Rediscovering video games of the past
“Fester’s Quest” (Sunsoft, 1989)

Have you ever had a tortured relationship with a video game? If you’ve ever played a video game, then your answer is “yes.” If you’ve ever played “Fester’s Quest,” Sunsoft’s (extremely) loose adaptation of “The Addams Family,” then your answer is a teeth-grinding, fist-clenching, rage-spiraling “yes.”

Time is a tricky thing (not to be confused with a tricky Thing, the disembodied hand who roams the spooky halls of the Addams manse). For years, I was convinced that “Fester’s Quest” was an attempt to cash in on the 1991 big-screen adaptation of “The Addams Family.” However, the eight-bit adventures of the hairless, pallid, altogether ooky Uncle Fester began development in 1988. Maybe Sunsoft executives felt there was a market among children of the late ’80s for a game based on a 25-year-old show? Maybe they were way ahead of the “Addams” revival of the early ’90s? Maybe there was no reason at all. Does this lack of logic hurt your brain? Do you like that hurt? Do you want even less logic? Do you want more pain? Then, my masochistic friend, “Fester’s Quest” is your game.

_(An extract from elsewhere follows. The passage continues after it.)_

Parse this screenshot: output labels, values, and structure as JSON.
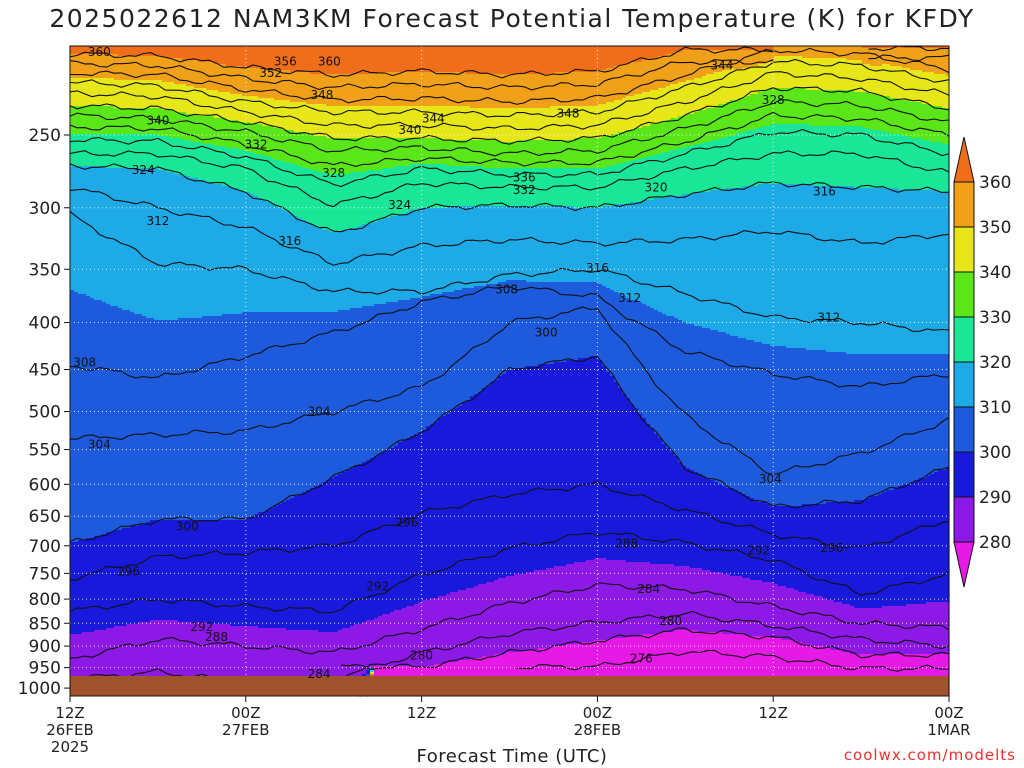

Experience the seven stages of playing “Fester’s Quest”:

1. Hey, this is by the makers of “Blaster Master.” That game had a weird frog. This game has weird frogs. Cool.

2. The score is pretty catchy. Composer Naoki Kodaka worked on the “Spy Hunter” and “Batman” games, so that’s no surprise. Plus, it features the show’s iconic theme. But I won’t have to hear it too much because it only plays when I die.

3. I sure die a lot. I can only get hit twice before I die. I get hit a lot. Mostly by frogs. And floating meatballs that exhaled mosquitos.

4. All I do is walk around and shoot things. But the calibration of my gun-whip shoots around all the enemies or directly into walls. I can buy hot dogs for health, but only if a dead frog leaves me money. I died again. All I do is die. I wish I would stop dying.

5. I can’t get to the boss of each section (to call them stages unfairly suggests a sense of linear progression) until I navigate through a maze of empty walls and a faulty strobe light. There’s no way out of the maze. I can’t die. Nothing in the maze can kill me. I wish for death.

6. I rip out the game and vow never to play it again. This is the worst game I’ve ever played. It makes “Battletoads” seem like “Pac-Man.” It’s difficultly stupid.

7. Time has passed. Was it really that bad? Could it have been? The graphics aren’t horrible. I guess. Wasn’t the music OK? Let’s try it again. Oh. There’s frogs. My power-ups are light bulbs and a noose. Am I in a maze? Oh, God. Let me die.